Thursday, September 02, 2004

The Coma - Alex Garland: A Review

A man sits by himself on a subway and watches a group of teenagers harass a woman and try to steal her purse. She gets away from them and moves closer, sitting down next to the men. The teenagers follow and try again to grab the woman's purse. This time the man stands up, raises his arm, and says "Hey". What follows is the man being struck, knocked down, and kicked until he is unconscious. This is the starting point of Alex Garland's third novel "The Coma".

The man (he remains unnamed throughout the novel) is released fairly quickly from the hospital and returns home. He tries, cautiously, to enter back into his life, but he begins noticing strange jumps in time and a selective amnesia. Acquaintances tell them man that they don't know something because the man doesn't know it either. Things do not add up or make sense to the man and he knows he has to return to the hospital. He is still in the coma, and these episodes are his coma dreams.

"The Coma" is a short novel, with less than 200 pages. This brevity gives rise to added tension in the story as Garland is able to build the narrative in little chunks that feel like movie scenes. We feel the jumps in the narrative, these confusing dreams as the man tries to figure out what happened to him, where he is, and how to get back to life. We feel the man's confusion in not knowing what is a coma dream and what is reality. Garland's technique is very effective.

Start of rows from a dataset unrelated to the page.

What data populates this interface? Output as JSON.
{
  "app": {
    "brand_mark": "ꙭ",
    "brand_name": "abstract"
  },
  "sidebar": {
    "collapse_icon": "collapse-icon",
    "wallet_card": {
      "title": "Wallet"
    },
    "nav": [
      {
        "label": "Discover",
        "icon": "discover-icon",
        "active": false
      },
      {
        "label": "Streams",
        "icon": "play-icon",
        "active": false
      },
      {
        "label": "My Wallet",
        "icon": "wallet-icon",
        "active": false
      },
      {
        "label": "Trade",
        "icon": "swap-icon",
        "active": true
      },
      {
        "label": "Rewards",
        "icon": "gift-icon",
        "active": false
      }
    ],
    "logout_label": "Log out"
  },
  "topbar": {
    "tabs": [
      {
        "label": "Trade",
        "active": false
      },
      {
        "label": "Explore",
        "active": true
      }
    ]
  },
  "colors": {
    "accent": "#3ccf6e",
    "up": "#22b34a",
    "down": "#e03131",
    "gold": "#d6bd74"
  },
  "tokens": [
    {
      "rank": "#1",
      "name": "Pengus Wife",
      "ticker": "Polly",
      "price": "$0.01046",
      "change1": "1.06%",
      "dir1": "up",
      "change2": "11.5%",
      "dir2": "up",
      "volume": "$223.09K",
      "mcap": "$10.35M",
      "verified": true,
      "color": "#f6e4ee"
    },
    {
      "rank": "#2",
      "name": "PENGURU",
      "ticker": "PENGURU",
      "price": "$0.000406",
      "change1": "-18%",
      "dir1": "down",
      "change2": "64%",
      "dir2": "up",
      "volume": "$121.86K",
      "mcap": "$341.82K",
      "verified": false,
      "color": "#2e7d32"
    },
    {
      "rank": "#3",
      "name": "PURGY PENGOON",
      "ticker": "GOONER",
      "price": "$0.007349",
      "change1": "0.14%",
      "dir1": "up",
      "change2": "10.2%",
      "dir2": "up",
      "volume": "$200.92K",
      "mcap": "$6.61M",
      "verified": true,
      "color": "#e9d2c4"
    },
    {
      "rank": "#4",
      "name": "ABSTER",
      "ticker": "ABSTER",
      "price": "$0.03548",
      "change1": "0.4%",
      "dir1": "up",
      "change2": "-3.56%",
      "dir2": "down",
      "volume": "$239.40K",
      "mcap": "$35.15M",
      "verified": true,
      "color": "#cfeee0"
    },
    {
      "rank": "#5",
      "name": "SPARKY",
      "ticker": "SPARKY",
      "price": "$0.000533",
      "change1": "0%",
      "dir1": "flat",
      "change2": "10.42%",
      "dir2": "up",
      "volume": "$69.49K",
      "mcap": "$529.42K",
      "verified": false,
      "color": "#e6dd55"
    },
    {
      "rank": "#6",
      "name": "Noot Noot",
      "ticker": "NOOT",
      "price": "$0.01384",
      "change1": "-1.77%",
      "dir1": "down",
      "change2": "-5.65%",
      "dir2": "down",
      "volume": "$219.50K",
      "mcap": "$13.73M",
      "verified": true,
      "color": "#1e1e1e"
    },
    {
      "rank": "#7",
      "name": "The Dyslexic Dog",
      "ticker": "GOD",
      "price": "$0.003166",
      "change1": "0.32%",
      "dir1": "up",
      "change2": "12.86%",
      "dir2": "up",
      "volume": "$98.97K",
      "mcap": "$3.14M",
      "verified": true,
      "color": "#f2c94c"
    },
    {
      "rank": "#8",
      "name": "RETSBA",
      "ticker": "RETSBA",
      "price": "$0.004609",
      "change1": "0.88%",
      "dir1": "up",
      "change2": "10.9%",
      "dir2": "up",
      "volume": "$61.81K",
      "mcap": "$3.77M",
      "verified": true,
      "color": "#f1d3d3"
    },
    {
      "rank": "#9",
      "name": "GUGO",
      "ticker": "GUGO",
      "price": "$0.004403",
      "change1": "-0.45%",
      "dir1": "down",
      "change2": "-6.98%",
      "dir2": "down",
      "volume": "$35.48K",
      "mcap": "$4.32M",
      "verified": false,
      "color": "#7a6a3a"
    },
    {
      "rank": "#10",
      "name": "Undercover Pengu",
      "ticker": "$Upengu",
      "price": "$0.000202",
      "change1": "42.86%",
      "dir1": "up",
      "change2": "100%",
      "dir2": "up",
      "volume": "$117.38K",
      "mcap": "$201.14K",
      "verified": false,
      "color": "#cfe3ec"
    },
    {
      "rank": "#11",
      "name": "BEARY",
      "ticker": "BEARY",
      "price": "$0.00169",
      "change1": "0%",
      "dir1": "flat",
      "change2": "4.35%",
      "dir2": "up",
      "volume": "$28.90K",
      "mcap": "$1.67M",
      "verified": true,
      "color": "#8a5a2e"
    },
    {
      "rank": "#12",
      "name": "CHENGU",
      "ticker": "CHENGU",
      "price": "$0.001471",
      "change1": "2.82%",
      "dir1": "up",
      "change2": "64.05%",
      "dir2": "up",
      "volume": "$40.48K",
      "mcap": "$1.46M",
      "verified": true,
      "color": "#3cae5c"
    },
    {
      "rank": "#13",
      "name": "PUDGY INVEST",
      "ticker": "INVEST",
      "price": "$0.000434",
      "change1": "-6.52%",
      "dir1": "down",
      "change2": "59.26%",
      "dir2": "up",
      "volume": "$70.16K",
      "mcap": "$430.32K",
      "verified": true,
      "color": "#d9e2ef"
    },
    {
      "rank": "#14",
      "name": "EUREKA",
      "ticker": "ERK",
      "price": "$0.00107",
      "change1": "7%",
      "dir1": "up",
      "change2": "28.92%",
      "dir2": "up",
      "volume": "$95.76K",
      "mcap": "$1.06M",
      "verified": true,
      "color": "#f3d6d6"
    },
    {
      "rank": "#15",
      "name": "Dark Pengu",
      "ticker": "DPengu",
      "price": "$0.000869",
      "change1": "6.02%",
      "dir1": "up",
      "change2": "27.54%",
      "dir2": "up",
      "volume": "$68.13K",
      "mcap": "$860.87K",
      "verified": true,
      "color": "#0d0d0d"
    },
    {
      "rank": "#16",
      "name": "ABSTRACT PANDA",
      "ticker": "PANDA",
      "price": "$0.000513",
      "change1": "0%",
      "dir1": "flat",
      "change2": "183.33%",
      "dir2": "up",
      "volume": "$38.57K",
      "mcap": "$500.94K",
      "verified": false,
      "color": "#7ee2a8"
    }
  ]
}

Reading "The Coma" is trying to decipher the man's memories and take the man's journey through his unconscious. In the coma dream something is real only if the man can remember it. There is no rhyme or reason to what he remembers and why he remembers what he does, but isn't that how memory? Alex Garland takes the reader on a eerie trip through a man's unconscious and coma ridden dreams, and in the process tells a very interesting (and slightly creepy) story.

Garland is the author of the novels "The Beach" and "The Tesseract" and also wrote the screenplay for the zombie horror film "28 Days Later." His fiction is something to be anticipated and thus far it has not disappointed, though it is never what is expected.